Filmism.net Dispatch February 3, 2013
I want to talk about Dreamworks Animation and the creative bankruptcy of Hollywood. I don't mean to pick on a particular studio, but through those arched gates on Flower Street next to the Los Angeles River in Glendale is where it's the most obvious.
Most other studios still make movies based on good ideas that come from writers and directors who make movies for the art of it, because some stories have an urgency to be told rather than fill a gap in a pre-programmed schedule.
Fox Searchlight is a good example of a studio with a few releases each year that have come about from the result of actively courting extraordinary and unusual movies like Beasts of the Southern Wild or Hitchcock, either in funding or acquisition.
I didn't realise this fully until Rise of the Guardians, but a ticket to a Dreamworks Animation film is like a trip to McDonald's for dinner. Now, it's not that there weren't aspects of Rise of the Guardians I liked (just the same as there were a few chuckles to be had in Madagascar 3: Europe's Most Wanted). But they start to feel like a blur and you soon realise Dreamworks Animation is a factory designed not to tell stories but move product.
It's not quite that their movies are all the same, it's not quite that they all share similar moral frameworks and creative hallmarks, they're all pitched from the point of view of an American teenager or they have plenty of magical chase scenes and characters learning life lessons about accepting themselves. It's not that they're pitched in such a specific direction or all in 3D or all computer animated or tied up with a slew of licensing deals.
Or maybe it is. The whole thing has the air of a Henry Ford-inspired production line with a procession of identical products along a chain, anywhere from initial idea to market readiness. They're moving through a system built for pre-packaging with a factory floor of CG animators, script doctors, colourists and marketing executives applying polish or branding to contribute to the sales potential of the widget. Even the presence of creative powerhouse Guillermo Del Toro as executive producer couldn't bring in punters.
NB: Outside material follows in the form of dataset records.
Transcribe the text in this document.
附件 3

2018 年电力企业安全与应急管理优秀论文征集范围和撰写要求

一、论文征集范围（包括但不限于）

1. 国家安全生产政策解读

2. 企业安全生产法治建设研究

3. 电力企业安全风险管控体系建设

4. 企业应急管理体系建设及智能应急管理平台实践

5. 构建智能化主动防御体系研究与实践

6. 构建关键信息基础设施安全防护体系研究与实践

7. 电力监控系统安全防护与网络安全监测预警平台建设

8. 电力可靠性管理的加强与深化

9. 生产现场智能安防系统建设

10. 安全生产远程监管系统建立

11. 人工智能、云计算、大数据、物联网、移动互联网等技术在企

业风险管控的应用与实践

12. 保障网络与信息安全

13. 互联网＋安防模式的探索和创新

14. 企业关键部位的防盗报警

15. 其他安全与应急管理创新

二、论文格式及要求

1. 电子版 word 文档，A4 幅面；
Dreamworks Animation head honcho Jeffrey Katzenberg told a Hewlett Packard trade show in July 2012 that his company is in the 3D CGI animation business, full stop. Might that change? Rise of the Guardians didn't break even theatrically on its $145m budget, returning $246m globally. Doesn't sound too bad, but as this report shows, it was enough to threaten the value of the company.
Might we be sending Katzenberg a message to look further north to Emeryville, where Pixar has proven they can make accessible, funny and warm stories that stand on their own? Is it time he put his cookie cutter away?
I was also reminded this week about the curious phenomenon of so many movies about the same subject coming in pairs. Click these links to see two films about about magicians, Now You See Me and The Incredible Burt Wonderstone. What's more, it's not the first time we've had competing magician movies, with Chris Nolan's The Prestige and the Ed Norton-starrer The Illusionist.
I also caught up with the military action thriller everyone's talking about, Zero Dark Thirty. The verdict? It uses very high filmmaking quality to make you think it's in a worthier genre than it actually is.